(584c) Sustained In Vivo Release From Imprinted Daily Wear Contact Lenses
AIChE Annual Meeting
2011
2011 Annual Meeting
Food, Pharmaceutical & Bioengineering Division
Drug Delivery III
Wednesday, October 19, 2011 - 3:55pm to 4:15pm
Ocular tear flow poses a significant challenge to effective and efficient delivery of drugs to the eye. Typically, less than 1-7% of drug delivered through eye drop formulations is absorbed. However, eye drops and ointments account for 90% of ophthalmological formulations on the market today. Thus, there exists a considerable unmet need and strong motivation for more efficacious delivery of ocular therapeutics. Molecular imprinting is an effective technique to create macromolecular memory within a polymer, allowing greater control of drug transport from hydrogels. Imprinted lenses can deliver a constant drug concentration at a high effectiveness level for extended periods leading to significantly increased duration of action. The enormous advantage of using imprinting mechanisms is that the release rate, and thus the concentration reached, can be altered by changing the engineering design of such systems.

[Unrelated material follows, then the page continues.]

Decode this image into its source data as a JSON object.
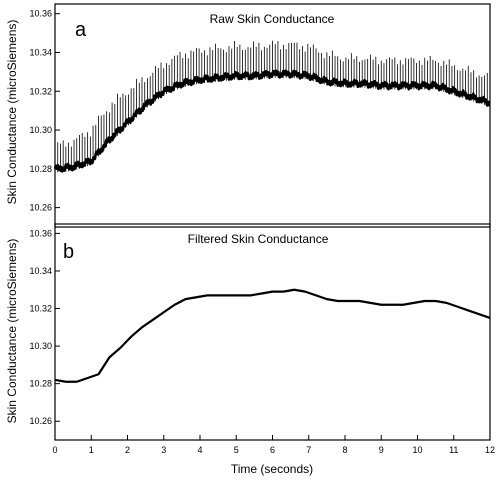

In this work, we demonstrate the successful in vivo extended release of a small molecular weight therapeutic, ketotifen fumarate (MW=425), from molecularly imprinted, therapeutic contact lenses. This is the first time that a steady, effective concentration of drug is maintained in the tear film from a contact lens for an extended period of time for the entire duration of lens wear. Poly(HEMA-co-AA-co-AM-co-NVP-co-PEG200DMA) soft contact lenses were prepared (100±5µm thickness, diameter 11.8 mm, power zero), and a constant tear film concentration of 170±30 μg/mL was measured for up to 26 hours in a New Zealand white rabbit model. The results showed a dramatic increase in ketotifen mean residence time (MRT) and bioavailability compared to topical drop therapy and drug soaked lenses. The MRT for imprinted lenses was 12.47±3.99 hours, almost 37.0 fold greater than 0.035% eye drops (Zaditor®). Furthermore, the bioavailability (AUC0-26hrs) was 127 fold greater for imprinted lenses than topical eye drops. The results indicate that molecular imprinting provides an exciting rational engineering strategy for sustained release. It is clear from this work that imprinted lenses are very promising combination devices and are much more effective and efficient delivery devices than eye drops.